Die Probleme in Österreich sind allerdings strukturell und hausgemacht. Hohe Energiepreise, Lohnstückkosten über dem EU-Schnitt und eine weiterhin dichte regulatorische Landschaft setzen dem Standort zu. „Wir sind zu einem der teuersten Produktionsstandorte Europas geworden und haben dadurch weltweit Wettbewerbsanteile verloren“, warnt Knill. „Es braucht wieder Rahmenbedingungen, die stimmen – und den Mut, an den echten Schrauben zu drehen.“
Wachstum ohne Substanz
Die Budgetrede von Finanzminister Markus Marterbauer lieferte erste Ansätze. Doch strukturelle Antworten auf tiefgreifende Probleme blieben weitgehend aus. Die IV sieht zwar Fortschritte – etwa bei Investitionen in Bildung und Forschung –, aber keine echte Strategie gegen die wirtschaftliche Erosion. Kurzfristig werden durch einnahmenseitige Maßnahmen Spielräume geschaffen, die jedoch kaum als nachhaltig zu bezeichnen sind.

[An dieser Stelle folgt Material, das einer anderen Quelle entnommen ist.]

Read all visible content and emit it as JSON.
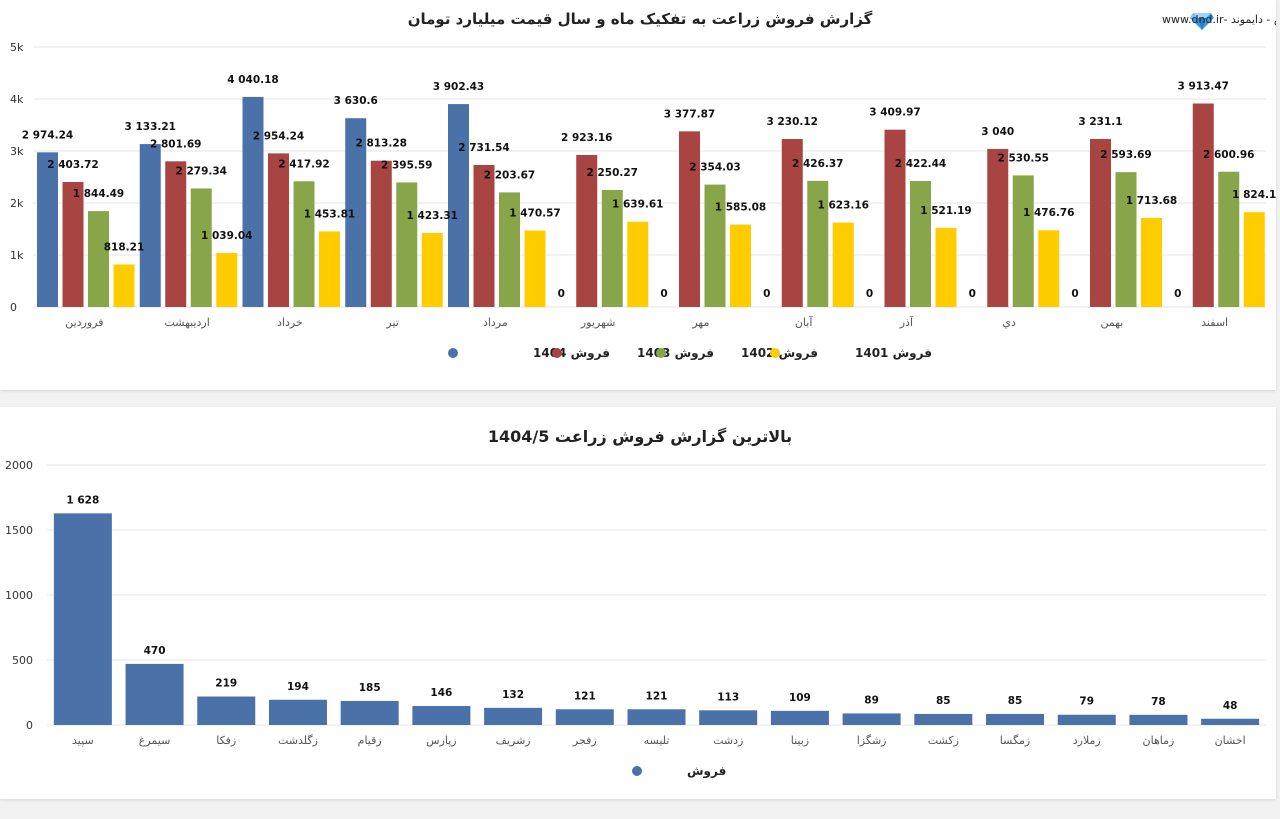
{
  "brand": {
    "text": "نرم افزار تحلیل گر بورس - دایموند -www.dnd.ir",
    "icon": "diamond-logo-icon"
  },
  "colors": {
    "s1404": "#4a72a8",
    "s1403": "#a84441",
    "s1402": "#88a54a",
    "s1401": "#ffcc00",
    "single": "#4a72a8"
  },
  "chart_data": [
    {
      "type": "bar",
      "title": "گزارش فروش زراعت به تفکیک ماه و سال قیمت میلیارد تومان",
      "categories": [
        "فروردین",
        "اردیبهشت",
        "خرداد",
        "تیر",
        "مرداد",
        "شهریور",
        "مهر",
        "آبان",
        "آذر",
        "دي",
        "بهمن",
        "اسفند"
      ],
      "yticks": [
        "0",
        "1k",
        "2k",
        "3k",
        "4k",
        "5k"
      ],
      "ylim": [
        0,
        5000
      ],
      "grid": true,
      "legend_position": "bottom",
      "series": [
        {
          "name": "فروش 1404",
          "color_key": "s1404",
          "values": [
            2974.24,
            3133.21,
            4040.18,
            3630.6,
            3902.43,
            0,
            0,
            0,
            0,
            0,
            0,
            0
          ]
        },
        {
          "name": "فروش 1403",
          "color_key": "s1403",
          "values": [
            2403.72,
            2801.69,
            2954.24,
            2813.28,
            2731.54,
            2923.16,
            3377.87,
            3230.12,
            3409.97,
            3040,
            3231.1,
            3913.47
          ]
        },
        {
          "name": "فروش 1402",
          "color_key": "s1402",
          "values": [
            1844.49,
            2279.34,
            2417.92,
            2395.59,
            2203.67,
            2250.27,
            2354.03,
            2426.37,
            2422.44,
            2530.55,
            2593.69,
            2600.96
          ]
        },
        {
          "name": "فروش 1401",
          "color_key": "s1401",
          "values": [
            818.21,
            1039.04,
            1453.81,
            1423.31,
            1470.57,
            1639.61,
            1585.08,
            1623.16,
            1521.19,
            1476.76,
            1713.68,
            1824.1
          ]
        }
      ],
      "labels": [
        [
          "2 974.24",
          "3 133.21",
          "4 040.18",
          "3 630.6",
          "3 902.43",
          "0",
          "0",
          "0",
          "0",
          "0",
          "0",
          "0"
        ],
        [
          "2 403.72",
          "2 801.69",
          "2 954.24",
          "2 813.28",
          "2 731.54",
          "2 923.16",
          "3 377.87",
          "3 230.12",
          "3 409.97",
          "3 040",
          "3 231.1",
          "3 913.47"
        ],
        [
          "1 844.49",
          "2 279.34",
          "2 417.92",
          "2 395.59",
          "2 203.67",
          "2 250.27",
          "2 354.03",
          "2 426.37",
          "2 422.44",
          "2 530.55",
          "2 593.69",
          "2 600.96"
        ],
        [
          "818.21",
          "1 039.04",
          "1 453.81",
          "1 423.31",
          "1 470.57",
          "1 639.61",
          "1 585.08",
          "1 623.16",
          "1 521.19",
          "1 476.76",
          "1 713.68",
          "1 824.1"
        ]
      ]
    },
    {
      "type": "bar",
      "title": "بالاترین گزارش فروش زراعت 1404/5",
      "categories": [
        "سپید",
        "سیمرغ",
        "زفکا",
        "زگلدشت",
        "زقیام",
        "زپارس",
        "زشریف",
        "زفجر",
        "تلیسه",
        "زدشت",
        "زبینا",
        "زشگزا",
        "زکشت",
        "زمگسا",
        "زملارد",
        "زماهان",
        "اخشان"
      ],
      "values": [
        1628,
        470,
        219,
        194,
        185,
        146,
        132,
        121,
        121,
        113,
        109,
        89,
        85,
        85,
        79,
        78,
        48
      ],
      "labels": [
        "1 628",
        "470",
        "219",
        "194",
        "185",
        "146",
        "132",
        "121",
        "121",
        "113",
        "109",
        "89",
        "85",
        "85",
        "79",
        "78",
        "48"
      ],
      "yticks": [
        "0",
        "500",
        "1000",
        "1500",
        "2000"
      ],
      "ylim": [
        0,
        2000
      ],
      "grid": true,
      "legend_position": "bottom",
      "series_name": "فروش"
    }
  ]
}
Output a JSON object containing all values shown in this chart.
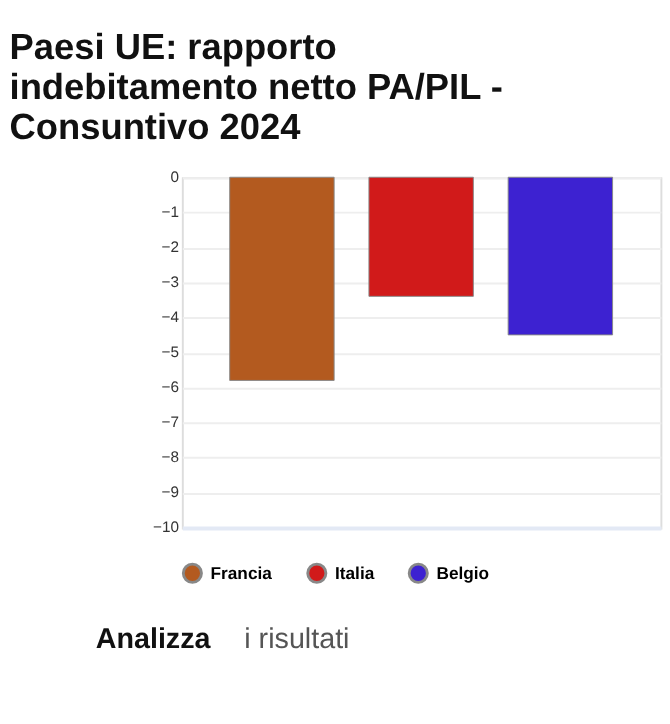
{
  "chart_data": {
    "type": "bar",
    "title": "Paesi UE: rapporto indebitamento netto PA/PIL - Consuntivo 2024",
    "categories": [
      null
    ],
    "series": [
      {
        "name": "Francia",
        "color": "#b35a1f",
        "values": [
          -5.8
        ]
      },
      {
        "name": "Italia",
        "color": "#d11a1a",
        "values": [
          -3.4
        ]
      },
      {
        "name": "Belgio",
        "color": "#3d22d1",
        "values": [
          -4.5
        ]
      }
    ],
    "ylim": [
      -10,
      0
    ],
    "yticks": [
      0,
      -1,
      -2,
      -3,
      -4,
      -5,
      -6,
      -7,
      -8,
      -9,
      -10
    ],
    "grid": "y",
    "legend": "bottom",
    "tick_labels": "y",
    "annotations": [
      "Analizza i risultati"
    ]
  }
}
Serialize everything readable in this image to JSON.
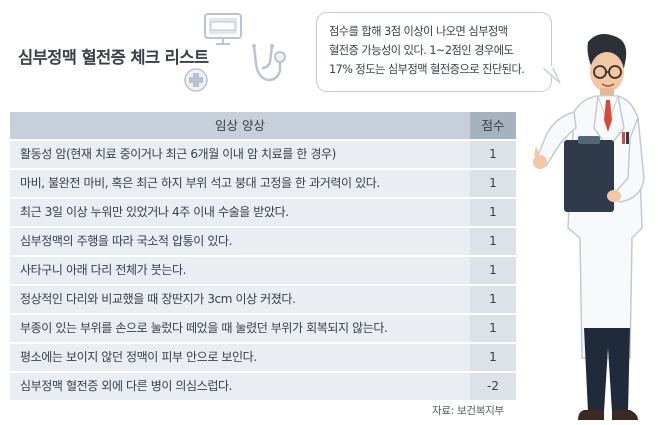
{
  "title": "심부정맥 혈전증 체크 리스트",
  "bubble": {
    "lines": [
      "점수를 합해 3점 이상이 나오면 심부정맥",
      "혈전증 가능성이 있다. 1~2점인 경우에도",
      "17% 정도는 심부정맥 혈전증으로 진단된다."
    ]
  },
  "table": {
    "header": {
      "symptom": "임상 양상",
      "score": "점수"
    },
    "rows": [
      {
        "symptom": "활동성 암(현재 치료 중이거나 최근 6개월 이내 암 치료를 한 경우)",
        "score": "1"
      },
      {
        "symptom": "마비, 불완전 마비, 혹은 최근 하지 부위 석고 붕대 고정을 한 과거력이 있다.",
        "score": "1"
      },
      {
        "symptom": "최근 3일 이상 누워만 있었거나 4주 이내 수술을 받았다.",
        "score": "1"
      },
      {
        "symptom": "심부정맥의 주행을 따라 국소적 압통이 있다.",
        "score": "1"
      },
      {
        "symptom": "사타구니 아래 다리 전체가 붓는다.",
        "score": "1"
      },
      {
        "symptom": "정상적인 다리와 비교했을 때 장딴지가 3cm 이상 커졌다.",
        "score": "1"
      },
      {
        "symptom": "부종이 있는 부위를 손으로 눌렀다 떼었을 때 눌렸던 부위가 회복되지 않는다.",
        "score": "1"
      },
      {
        "symptom": "평소에는 보이지 않던 정맥이 피부 안으로 보인다.",
        "score": "1"
      },
      {
        "symptom": "심부정맥 혈전증 외에 다른 병이 의심스럽다.",
        "score": "-2"
      }
    ]
  },
  "source": "자료: 보건복지부",
  "colors": {
    "header_bg": "#c7d0da",
    "header_score_bg": "#a7b2bf",
    "row_bg": "#eaedf1",
    "row_score_bg": "#dde2e8",
    "tie": "#d94a3c",
    "clipboard": "#2f3a4a"
  },
  "icons": [
    "monitor-icon",
    "stethoscope-icon",
    "medical-cross-icon",
    "doctor-illustration"
  ]
}
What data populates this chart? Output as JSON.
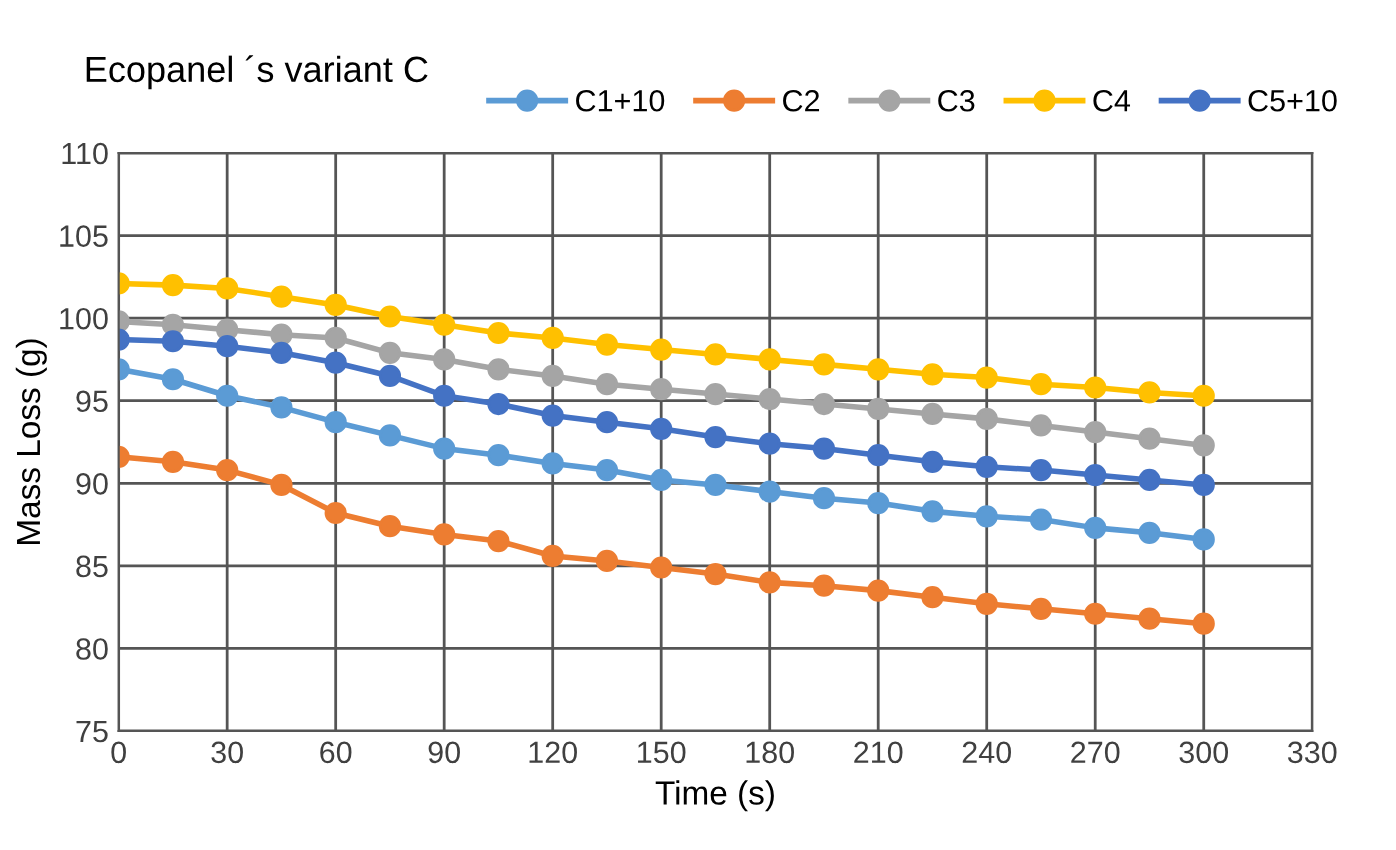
{
  "chart_data": {
    "type": "line",
    "title": "Ecopanel ´s variant C",
    "xlabel": "Time (s)",
    "ylabel": "Mass Loss (g)",
    "x": [
      0,
      15,
      30,
      45,
      60,
      75,
      90,
      105,
      120,
      135,
      150,
      165,
      180,
      195,
      210,
      225,
      240,
      255,
      270,
      285,
      300
    ],
    "series": [
      {
        "name": "C1+10",
        "color": "#5b9bd5",
        "values": [
          96.9,
          96.3,
          95.3,
          94.6,
          93.7,
          92.9,
          92.1,
          91.7,
          91.2,
          90.8,
          90.2,
          89.9,
          89.5,
          89.1,
          88.8,
          88.3,
          88.0,
          87.8,
          87.3,
          87.0,
          86.6
        ]
      },
      {
        "name": "C2",
        "color": "#ed7d31",
        "values": [
          91.6,
          91.3,
          90.8,
          89.9,
          88.2,
          87.4,
          86.9,
          86.5,
          85.6,
          85.3,
          84.9,
          84.5,
          84.0,
          83.8,
          83.5,
          83.1,
          82.7,
          82.4,
          82.1,
          81.8,
          81.5
        ]
      },
      {
        "name": "C3",
        "color": "#a5a5a5",
        "values": [
          99.8,
          99.6,
          99.3,
          99.0,
          98.8,
          97.9,
          97.5,
          96.9,
          96.5,
          96.0,
          95.7,
          95.4,
          95.1,
          94.8,
          94.5,
          94.2,
          93.9,
          93.5,
          93.1,
          92.7,
          92.3
        ]
      },
      {
        "name": "C4",
        "color": "#ffc000",
        "values": [
          102.1,
          102.0,
          101.8,
          101.3,
          100.8,
          100.1,
          99.6,
          99.1,
          98.8,
          98.4,
          98.1,
          97.8,
          97.5,
          97.2,
          96.9,
          96.6,
          96.4,
          96.0,
          95.8,
          95.5,
          95.3
        ]
      },
      {
        "name": "C5+10",
        "color": "#4472c4",
        "values": [
          98.7,
          98.6,
          98.3,
          97.9,
          97.3,
          96.5,
          95.3,
          94.8,
          94.1,
          93.7,
          93.3,
          92.8,
          92.4,
          92.1,
          91.7,
          91.3,
          91.0,
          90.8,
          90.5,
          90.2,
          89.9
        ]
      }
    ],
    "xlim": [
      0,
      330
    ],
    "xticks": [
      0,
      30,
      60,
      90,
      120,
      150,
      180,
      210,
      240,
      270,
      300,
      330
    ],
    "ylim": [
      75,
      110
    ],
    "yticks": [
      75,
      80,
      85,
      90,
      95,
      100,
      105,
      110
    ],
    "grid": true,
    "legend": "top",
    "marker": "circle",
    "line_style": "solid"
  }
}
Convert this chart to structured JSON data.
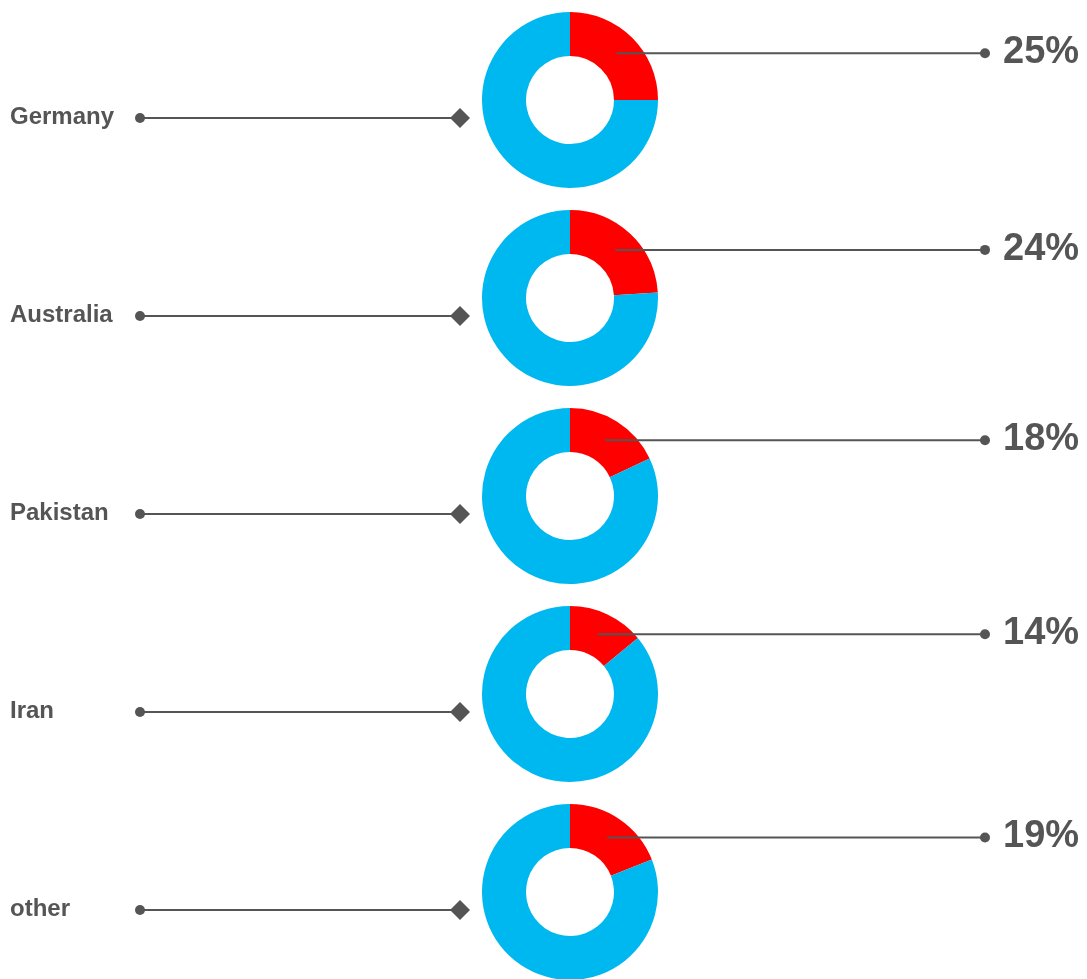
{
  "chart_data": [
    {
      "type": "donut",
      "annotations": [
        "Germany"
      ],
      "categories": [
        null,
        null
      ],
      "values": [
        25,
        75
      ],
      "colors": [
        "#ff0000",
        "#00b8f0"
      ],
      "value_labels": [
        "25%",
        null
      ]
    },
    {
      "type": "donut",
      "annotations": [
        "Australia"
      ],
      "categories": [
        null,
        null
      ],
      "values": [
        24,
        76
      ],
      "colors": [
        "#ff0000",
        "#00b8f0"
      ],
      "value_labels": [
        "24%",
        null
      ]
    },
    {
      "type": "donut",
      "annotations": [
        "Pakistan"
      ],
      "categories": [
        null,
        null
      ],
      "values": [
        18,
        82
      ],
      "colors": [
        "#ff0000",
        "#00b8f0"
      ],
      "value_labels": [
        "18%",
        null
      ]
    },
    {
      "type": "donut",
      "annotations": [
        "Iran"
      ],
      "categories": [
        null,
        null
      ],
      "values": [
        14,
        86
      ],
      "colors": [
        "#ff0000",
        "#00b8f0"
      ],
      "value_labels": [
        "14%",
        null
      ]
    },
    {
      "type": "donut",
      "annotations": [
        "other"
      ],
      "categories": [
        null,
        null
      ],
      "values": [
        19,
        81
      ],
      "colors": [
        "#ff0000",
        "#00b8f0"
      ],
      "value_labels": [
        "19%",
        null
      ]
    }
  ]
}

„Österreich hat mit der zweithöchsten Einnahmenquote Europas kein Einnahmen-, sondern ein Ausgabenproblem“, betont IV-Generalsekretär Christoph Neumayer. Trotz Rekordeinnahmen durch Steuern und Abgaben bleibt das strukturelle Defizit bis 2029 auf hohem Niveau. Die Abgabenquote steigt sogar weiter auf über 45 Prozent – während Entlastungen für Unternehmen ausbleiben.
Rasche und kluge Industriestrategie als Hoffnungsträger
Erste Offensivmaßnahmen der Regierung reichen kaum, um dem Standort zu altem Glanz zu verhelfen. Arbeitsmarktpolitische Akzente wie das Ende der Zuverdienstmöglichkeit zum Arbeitslosengeld oder ein steuerfreier Mitarbeiterbonus werden ergänzt durch kleinere Maßnahmen für mittelständische Unternehmen, wie der NoVA-Befreiung für Transporter. Hoffnungsträger für die Industrie bleibt die Industriestrategie, die die Regierung bis Jahresende vorlegen will. Aus Sicht der Industrie ist längst klar, welche Themen darin adressiert werden müssen, um Österreich wieder auf einen Wachstumspfad zu bringen. Allein seit 2020 hat die IV insgesamt sechs Industriestrategien formuliert. Als Gedankenstütze für den Strategieprozess veröffentlicht die Organisation diese Strategien seit 2020 in einem eigenen Druckwerk.
Zentral für die kurzfristige Stabilisierung sind Energie- und Standortkosten, ein verlässliches Regulierungsumfeld sowie ein Digitalisierungsschub in Verwaltung und Industrie. Besonders dringlich sei die Verlängerung der Strompreiskompensation für energieintensive Betriebe.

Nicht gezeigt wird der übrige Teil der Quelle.